The CD was a joy to plan and record; every song was filled with love, including the funny little bonus track, “Taylor, the Latte Boy.” I dedicated the first song, “It Will Be Me,” to my dear pals Denny Downs and Erin Dilly. “There Will Never Be Another” is my shout-out to Amy Grant, who inspired me so. “Upon This Rock” is a kick-butt, uplifting Gaither number. “Poor, Wayfaring Stranger” took me all the way back to my grandma’s lap. And “Abide in Me” eloquently states what faith—for me—is all about:
If you abide in me, then I’ll abide in you, my words in your heart. Child, believe that when you seek my face and make me your first love, then all the rest will be taken care of.

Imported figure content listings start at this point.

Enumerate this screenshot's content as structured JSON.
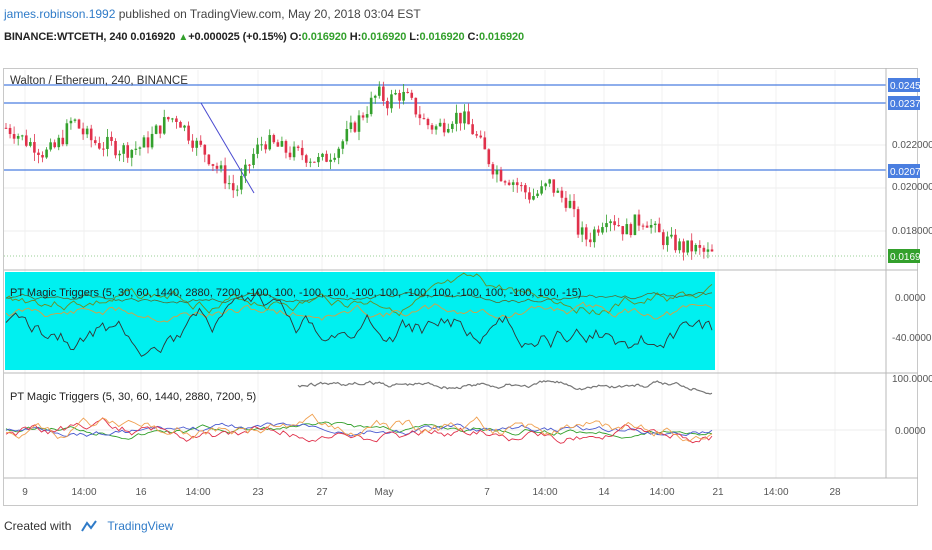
{
  "header": {
    "username": "james.robinson.1992",
    "published": "published on TradingView.com, May 20, 2018 03:04 EST",
    "symbol": "BINANCE:WTCETH, 240",
    "last": "0.016920",
    "arrow": "▲",
    "change": "+0.000025 (+0.15%)",
    "o_label": "O:",
    "o_val": "0.016920",
    "h_label": "H:",
    "h_val": "0.016920",
    "l_label": "L:",
    "l_val": "0.016920",
    "c_label": "C:",
    "c_val": "0.016920"
  },
  "colors": {
    "up": "#33a02c",
    "down": "#e0314b",
    "hline": "#4a7ee0",
    "cyan": "#00f0f0",
    "accent": "#2f7bc8"
  },
  "price_pane": {
    "title": "Walton / Ethereum, 240, BINANCE",
    "horizontal_levels": [
      0.024532,
      0.023749,
      0.020756
    ],
    "axis_labels": [
      "0.022000",
      "0.020000",
      "0.018000"
    ],
    "marked_labels": [
      "0.024532",
      "0.023749",
      "0.020756",
      "0.016920"
    ],
    "trendline": {
      "from": [
        "13",
        0.0236
      ],
      "to": [
        "22",
        0.0196
      ]
    }
  },
  "indicator1": {
    "title": "PT Magic Triggers (5, 30, 60, 1440, 2880, 7200, -100, 100, -100, 100, -100, 100, -100, 100, -100, 100, -100, 100, -15)",
    "axis_labels": [
      "0.0000",
      "-40.0000"
    ]
  },
  "indicator2": {
    "title": "PT Magic Triggers (5, 30, 60, 1440, 2880, 7200, 5)",
    "axis_labels": [
      "100.0000",
      "0.0000"
    ]
  },
  "time_axis": [
    "9",
    "14:00",
    "16",
    "14:00",
    "23",
    "27",
    "May",
    "7",
    "14:00",
    "14",
    "14:00",
    "21",
    "14:00",
    "28"
  ],
  "chart_data": {
    "type": "candlestick",
    "title": "Walton / Ethereum, 240, BINANCE",
    "x_ticks": [
      "9",
      "14:00",
      "16",
      "14:00",
      "23",
      "27",
      "May",
      "7",
      "14:00",
      "14",
      "14:00",
      "21",
      "14:00",
      "28"
    ],
    "y_ticks": [
      "0.018000",
      "0.020000",
      "0.022000"
    ],
    "close_path": [
      0.0228,
      0.0226,
      0.0222,
      0.022,
      0.0216,
      0.0218,
      0.0224,
      0.0232,
      0.0226,
      0.0222,
      0.022,
      0.022,
      0.0218,
      0.0218,
      0.0219,
      0.0222,
      0.0228,
      0.0232,
      0.0233,
      0.0226,
      0.022,
      0.0216,
      0.021,
      0.0205,
      0.0198,
      0.0206,
      0.0216,
      0.0222,
      0.022,
      0.0218,
      0.0216,
      0.0216,
      0.0214,
      0.0212,
      0.0216,
      0.022,
      0.0226,
      0.0232,
      0.0238,
      0.0244,
      0.024,
      0.0244,
      0.0242,
      0.0236,
      0.023,
      0.0228,
      0.023,
      0.0234,
      0.0232,
      0.0226,
      0.0218,
      0.021,
      0.0206,
      0.0204,
      0.02,
      0.0196,
      0.0198,
      0.0202,
      0.0196,
      0.0194,
      0.018,
      0.0176,
      0.0182,
      0.0188,
      0.0184,
      0.018,
      0.0184,
      0.0186,
      0.018,
      0.0176,
      0.0174,
      0.0172,
      0.0172,
      0.017,
      0.0169
    ],
    "last_close": 0.01692
  }
}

I thought I’d seen the worst of what any promotional junket could throw at me when I was doing the rounds promoting my TV show. I found myself on
Politically Incorrect
with Bill Maher, mired in a series of tortured topics: Charlton Heston–caliber gun control, the use of
Vogue
fashion models to illustrate a book of Bible stories, and whether Andrea Yates—the tragically mentally ill mother who drowned her children—should be put to death. I was the token Christian on the panel. The other guests were a model, a Texas senator, and a stand-up comic who was about as hilarious as that
Dr. G
episode about inexpli
cable itching. Thinking back on it, I’m reminded of a great line Aaron later gave to Christine Lahti in
Studio 60:
“It’s like seasickness. You think you’re going to die. Everyone else just thinks it’s funny.”

The promotional junket for the CD included all the usual suspects—Letterman, Leno, the daytime talkers. That’s all good. But the PR genius’s pièce de résistance was booking me to appear on
The 700 Club
. I wasn’t familiar with the show (no handheld coroner-cam), but I was told that these were my people: folks who love music and love the Lord.

“Kris, don’t do it,” Aaron told me. “That is a bad idea.”

“Don’t be silly.” I waved him off. “It’s a nice Christian show. They won’t be mean.”

“No, but—have you ever seen
The 700 Club
?”

“No,” I said. “Have you?”

“No.”

“Well, then you’re hardly qualified to tell me what to think about it.”